Il Felce nel 1930 (g.c. Pietro Berti, via www.naviearmatori.net
Da Haifa alla Tunisia

Il destino, posto che esista, giocò più di uno strano scherzo alla nave chiamata Felce.
Questo piroscafo, infatti, fu una delle pochissime navi che poterono annoverare di essere state sorprese dallo scoppio di entrambe le guerre mondiali in un porto nemico: come il Freienfels era stato sorpreso dallo scoppio della prima guerra mondiale a Calcutta, nella colonia britannica dell’India, così il Felce, quando l’Italia dichiarò guerra al Regno Unito (10 giugno 1940) iniziando così la propria partecipazione al secondo conflitto mondiale, si trovava nel porto di Haifa, nella Palestina sotto mandato britannico.
La conseguenza naturalmente fu, come 26 anni prima, la cattura. Confiscata dalla Corte delle Prede della Palestina con decreto del 16 giugno 1940 ed affidata al Ministry of War Transport, la nave venne di nuovo registrata a Londra, ribattezzata Empire Defender e ricevette il nuovo nominativo di chiamata GPJG; fu data in gestione alla City Line Ltd.
L’equipaggio italiano del Felce, che aveva dichiarato di non essere al corrente dell’entrata in guerra dell’Italia, venne internato. Uno dei suoi componenti, l’ufficiale di macchina Antonio Tenze, triestino, morì in prigionia il 21 aprile 1943.

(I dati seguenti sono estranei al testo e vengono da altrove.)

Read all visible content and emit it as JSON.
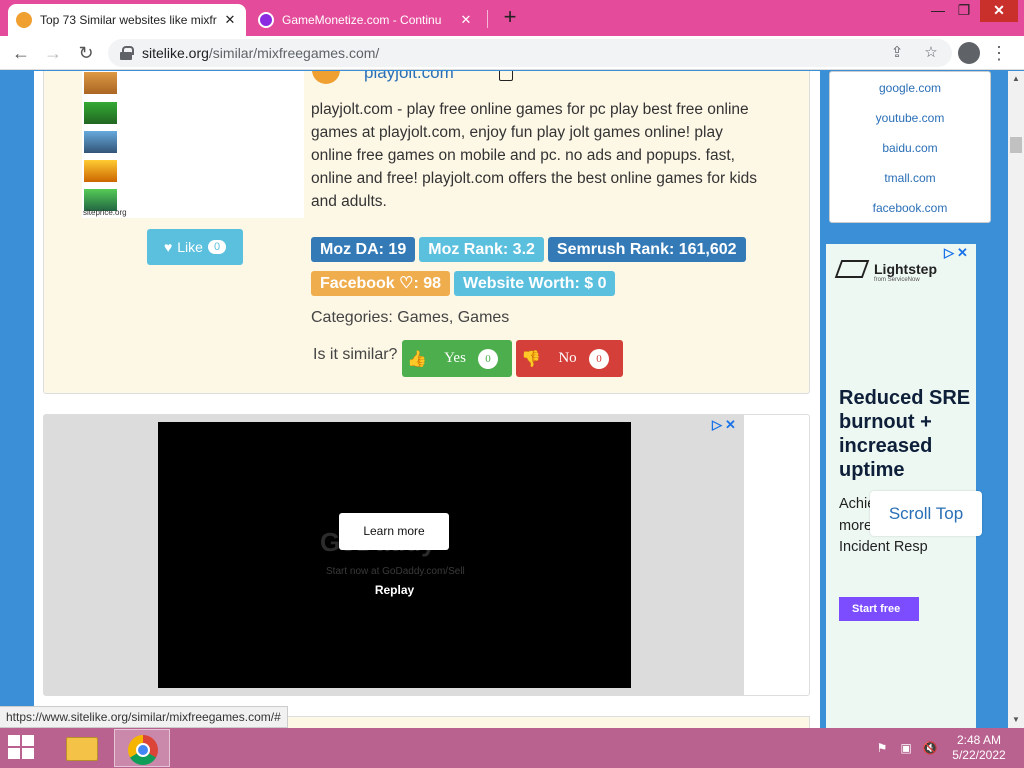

Sotto bandiera britannica, l’Empire Defender navigò nel Mediterraneo, nel Mar Rosso, nell’Oceano Atlantico e nell’Oceano Indiano. Il 4 novembre 1940 il piroscafo salpò da Suez con il convoglio BS 8 (composto da 18 mercantili britannici, due norvegesi, due indiani ed uno egiziano, scortati dall’incrociatore leggero HMS Leander, dal cacciatorpediniere HMS Kingston e dagli sloops Flamingo, Grimsby, Indus e Clive, questi ultimi due indiani), dal quale poi si separò e diresse per Port Sudan, arrivandovi l’8 novembre; da qui ripartì il 22 novembre unendosi al convoglio BS 9 (salpato da Suez il 18 novembre con 14 mercantili britannici, 3 norvegesi, 2 greci, uno olandese, uno indiano ed uno sudafricano, scortati dagli incrociatori HMS Leander, HMAS Hobart e HMS Carlisle, dal Kingston e dagli sloops HMS Auckland, HMIS Clive, HMS Grimsby e HMIS Hindustan), e quando questo si disperse il 26 novembre (in posizione 12°30’ N e 48°23’ E) l’Empire Defender fece rotta per Mombasa, dove giunse l’8 dicembre. Lasciata Mombasa il 15 dicembre, la nave raggiunse Durban undici giorni dopo.
Nel 1941 la gestione dell’Empire Defender fu trasferita alla Stanhope Steamship Company Ltd, che armò la nave con ufficiali britannici ed un equipaggio di lascari (indiani).
Il 6 aprile 1941 la nave salpò da Durban per Capetown, dove giunse l’11 aprile; ripartita il 17 aprile, tornò indietro dopo due giorni per poi ripartire il 3 maggio per Freetown, dove arrivò il 22 maggio. Da qui il piroscafo riprese il mare il 15 giugno per Santa Lucia (Piccole Antille), che raggiunse il 5 luglio, e cinque giorni dopo ripartì verso Hampton Roads, in Virginia, dove arrivò il 21 luglio. Il 10 agosto lasciò Hampton Roads, giungendo ad Halifax il 14, per poi partire da lì il 16 agosto con il convoglio HX 145 (56 mercantili britannici, 7 norvegesi, 6 olandesi, un greco ed un belga, scortati dall’incrociatore ausiliario HMS California e seguiti dalla nave soccorso britannica Zaardam), diretto a Liverpool, con un carico di merci varie. Il 30 agosto l’Empire Defender lasciò il convoglio HX 145 a Loch Ewe e si unì al convoglio WN 175 (43 mercantili britannici, 7 norvegesi, 4 olandesi, 3 greci, un estone ed uno svedese, senza scorta), col quale giunse a Methil il 3 settembre; qui si unì al convoglio FS 585 (15 mercantili britannici e 5 norvegesi, nessuna scorta) ed arrivò con esso a Southend-on-Sea il 6 settembre.
Ripartito da Southend il 27 settembre con il convoglio FN 524 (7 mercantili britannici ed un olandese, privi di scorta), il piroscafo giunse a Methil il 29 settembre, e l’indomani si unì al convoglio EC 79 (16 mercantili britannici, 3 norvegesi ed un olandese, senza scorta), col quale giunse ad Oban il 3 ottobre; l’Empire Defender proseguì e raggiunse Glasgow lo stesso giorno.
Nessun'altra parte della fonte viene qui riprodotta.